The trio — along with caretaker Tarun Bagadia, his assistant Ramashankar Singh and liftman Jaiprakash Singh — have been charged with culpable homicide not amounting to murder. Tarun and Ramashankar were arrested the day after the blaze but Jaiprakash is still at large.

The police have, however, not clarified the role or the culpability of the owner of 18A Park Street. According to the will of Peter Earnest Charles Paul of 1919, the then Official Trustee of Bengal became the owner of the Stephen Court property. Today, the Official Trustee of West Bengal owns the building but claims that it is a “passive owner” with only rent receiving interest.

But can that absolve the owner of the responsibility of seeing if its property is being properly maintained by the lessee, Stephen Court Ltd? Legal experts said it cannot but there were no clear answers from the police.

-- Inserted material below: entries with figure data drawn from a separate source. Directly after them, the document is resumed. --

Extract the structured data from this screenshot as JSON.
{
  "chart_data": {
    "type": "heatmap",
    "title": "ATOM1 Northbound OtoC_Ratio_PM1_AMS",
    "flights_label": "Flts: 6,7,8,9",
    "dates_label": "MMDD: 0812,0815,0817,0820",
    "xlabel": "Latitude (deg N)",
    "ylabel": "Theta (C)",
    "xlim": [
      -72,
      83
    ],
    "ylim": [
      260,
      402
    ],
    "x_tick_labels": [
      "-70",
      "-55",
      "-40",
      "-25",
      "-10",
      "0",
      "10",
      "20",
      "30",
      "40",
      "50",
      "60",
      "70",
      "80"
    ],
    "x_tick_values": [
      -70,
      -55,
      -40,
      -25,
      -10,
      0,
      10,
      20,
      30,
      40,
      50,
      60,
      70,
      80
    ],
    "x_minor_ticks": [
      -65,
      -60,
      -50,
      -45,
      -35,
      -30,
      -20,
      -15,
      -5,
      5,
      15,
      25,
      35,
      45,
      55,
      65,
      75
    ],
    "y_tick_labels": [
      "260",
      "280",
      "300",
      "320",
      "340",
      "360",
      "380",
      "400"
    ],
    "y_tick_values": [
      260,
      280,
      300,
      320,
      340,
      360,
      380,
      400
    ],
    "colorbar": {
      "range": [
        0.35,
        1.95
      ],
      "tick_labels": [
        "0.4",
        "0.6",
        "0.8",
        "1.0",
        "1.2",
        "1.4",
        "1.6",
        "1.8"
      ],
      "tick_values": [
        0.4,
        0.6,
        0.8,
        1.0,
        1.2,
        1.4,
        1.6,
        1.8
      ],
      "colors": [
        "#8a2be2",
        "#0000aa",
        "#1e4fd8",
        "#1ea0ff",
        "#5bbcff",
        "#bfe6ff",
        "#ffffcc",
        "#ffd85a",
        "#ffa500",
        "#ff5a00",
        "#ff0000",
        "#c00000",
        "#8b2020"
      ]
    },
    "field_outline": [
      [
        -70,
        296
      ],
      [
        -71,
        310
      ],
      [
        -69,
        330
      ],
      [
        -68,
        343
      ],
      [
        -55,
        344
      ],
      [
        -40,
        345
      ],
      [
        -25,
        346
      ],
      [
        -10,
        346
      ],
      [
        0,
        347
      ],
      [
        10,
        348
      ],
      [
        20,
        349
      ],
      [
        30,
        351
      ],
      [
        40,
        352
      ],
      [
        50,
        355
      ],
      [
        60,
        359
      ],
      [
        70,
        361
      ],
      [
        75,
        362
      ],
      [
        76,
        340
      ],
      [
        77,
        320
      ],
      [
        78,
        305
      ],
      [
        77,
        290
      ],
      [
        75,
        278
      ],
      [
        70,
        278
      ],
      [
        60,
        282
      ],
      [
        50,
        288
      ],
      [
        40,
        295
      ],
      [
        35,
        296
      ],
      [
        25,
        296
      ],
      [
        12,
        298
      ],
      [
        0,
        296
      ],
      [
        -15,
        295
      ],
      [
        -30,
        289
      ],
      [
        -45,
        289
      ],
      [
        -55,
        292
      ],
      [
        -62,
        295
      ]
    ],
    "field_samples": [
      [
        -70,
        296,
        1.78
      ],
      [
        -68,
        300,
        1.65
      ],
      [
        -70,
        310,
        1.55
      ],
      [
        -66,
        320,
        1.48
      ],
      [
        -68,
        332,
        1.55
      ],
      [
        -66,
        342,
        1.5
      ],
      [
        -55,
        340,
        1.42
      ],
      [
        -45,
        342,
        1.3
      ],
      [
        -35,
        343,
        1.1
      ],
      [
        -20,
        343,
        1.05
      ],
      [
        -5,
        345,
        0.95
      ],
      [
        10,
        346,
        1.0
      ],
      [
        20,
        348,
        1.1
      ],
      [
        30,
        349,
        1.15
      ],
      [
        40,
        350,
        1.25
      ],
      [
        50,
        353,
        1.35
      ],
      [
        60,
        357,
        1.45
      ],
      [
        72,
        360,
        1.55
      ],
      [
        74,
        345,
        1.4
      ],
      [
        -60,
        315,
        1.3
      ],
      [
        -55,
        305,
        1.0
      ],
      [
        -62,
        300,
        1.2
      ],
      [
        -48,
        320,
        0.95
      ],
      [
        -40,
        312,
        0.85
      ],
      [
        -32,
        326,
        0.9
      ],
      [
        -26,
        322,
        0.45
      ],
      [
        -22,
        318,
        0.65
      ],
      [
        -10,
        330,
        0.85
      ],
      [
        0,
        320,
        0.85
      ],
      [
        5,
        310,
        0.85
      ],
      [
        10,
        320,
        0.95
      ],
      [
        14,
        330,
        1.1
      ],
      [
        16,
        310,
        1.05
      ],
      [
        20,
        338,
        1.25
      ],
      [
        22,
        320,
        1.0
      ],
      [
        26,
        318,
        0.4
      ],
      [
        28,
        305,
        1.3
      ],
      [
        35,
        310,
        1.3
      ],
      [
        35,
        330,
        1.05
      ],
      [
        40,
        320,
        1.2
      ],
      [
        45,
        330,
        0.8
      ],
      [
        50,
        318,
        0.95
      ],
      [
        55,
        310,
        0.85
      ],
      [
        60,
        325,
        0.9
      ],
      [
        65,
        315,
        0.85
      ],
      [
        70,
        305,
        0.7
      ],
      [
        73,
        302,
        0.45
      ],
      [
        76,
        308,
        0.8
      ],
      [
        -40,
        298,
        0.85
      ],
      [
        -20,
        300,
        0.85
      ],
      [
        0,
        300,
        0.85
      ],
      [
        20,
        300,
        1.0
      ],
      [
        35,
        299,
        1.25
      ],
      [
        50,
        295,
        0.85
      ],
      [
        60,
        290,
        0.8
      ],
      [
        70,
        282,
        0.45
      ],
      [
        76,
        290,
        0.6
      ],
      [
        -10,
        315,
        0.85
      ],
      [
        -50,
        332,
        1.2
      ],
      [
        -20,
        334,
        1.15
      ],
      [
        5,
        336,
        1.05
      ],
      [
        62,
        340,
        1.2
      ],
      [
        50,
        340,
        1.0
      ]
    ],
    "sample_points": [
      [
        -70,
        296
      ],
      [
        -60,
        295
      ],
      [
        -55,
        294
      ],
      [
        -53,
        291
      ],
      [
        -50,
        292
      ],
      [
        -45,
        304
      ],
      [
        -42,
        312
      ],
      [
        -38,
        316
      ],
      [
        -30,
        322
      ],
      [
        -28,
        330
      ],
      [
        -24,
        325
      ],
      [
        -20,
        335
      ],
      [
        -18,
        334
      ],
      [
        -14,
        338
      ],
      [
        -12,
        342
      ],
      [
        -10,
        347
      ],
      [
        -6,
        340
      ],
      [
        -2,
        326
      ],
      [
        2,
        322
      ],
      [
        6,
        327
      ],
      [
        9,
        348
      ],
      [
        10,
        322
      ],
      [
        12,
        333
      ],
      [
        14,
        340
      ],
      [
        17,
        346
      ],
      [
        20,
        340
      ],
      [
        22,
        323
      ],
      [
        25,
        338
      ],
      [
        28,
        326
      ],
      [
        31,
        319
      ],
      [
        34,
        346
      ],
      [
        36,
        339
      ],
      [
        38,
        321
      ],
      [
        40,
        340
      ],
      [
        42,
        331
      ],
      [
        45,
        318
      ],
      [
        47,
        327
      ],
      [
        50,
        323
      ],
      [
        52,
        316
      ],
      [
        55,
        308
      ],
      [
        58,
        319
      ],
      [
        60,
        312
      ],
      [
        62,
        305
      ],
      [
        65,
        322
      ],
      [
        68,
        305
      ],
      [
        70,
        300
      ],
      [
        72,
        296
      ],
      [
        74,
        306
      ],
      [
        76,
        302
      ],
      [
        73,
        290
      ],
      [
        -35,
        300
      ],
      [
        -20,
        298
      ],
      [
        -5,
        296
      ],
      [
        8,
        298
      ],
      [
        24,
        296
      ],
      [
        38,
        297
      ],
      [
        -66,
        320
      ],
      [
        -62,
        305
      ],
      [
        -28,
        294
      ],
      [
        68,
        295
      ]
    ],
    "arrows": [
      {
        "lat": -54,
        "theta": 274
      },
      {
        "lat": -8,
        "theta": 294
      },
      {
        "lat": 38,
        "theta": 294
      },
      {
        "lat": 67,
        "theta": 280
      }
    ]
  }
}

Also, all four blocks of the building had committees comprising residents to monitor its maintenance. Why did they allow Stephen Court to be reduced to a tinderbox? “Ambiguous ownership and the maze of leases and sub-leases could have contributed to the poor maintenance,” said a cop.

Sleuths claimed to have done an “elaborate job” before filing the chargesheet, which has named 196 witnesses. The probe team comprising five inspectors and sub-inspectors and three assistant commissioners was split under three heads — place of occurrence, body disposal and documentary evidence.

“Documentary evidence traced the ownership tangle that led to the three directors who are the ultimate beneficiaries of the building. Under ‘place of occurrence’ we looked into the complicity of employees of Stephen Court Ltd and how neglect or mismanagement of the building resulted in the loss of so many lives,” said a sleuth.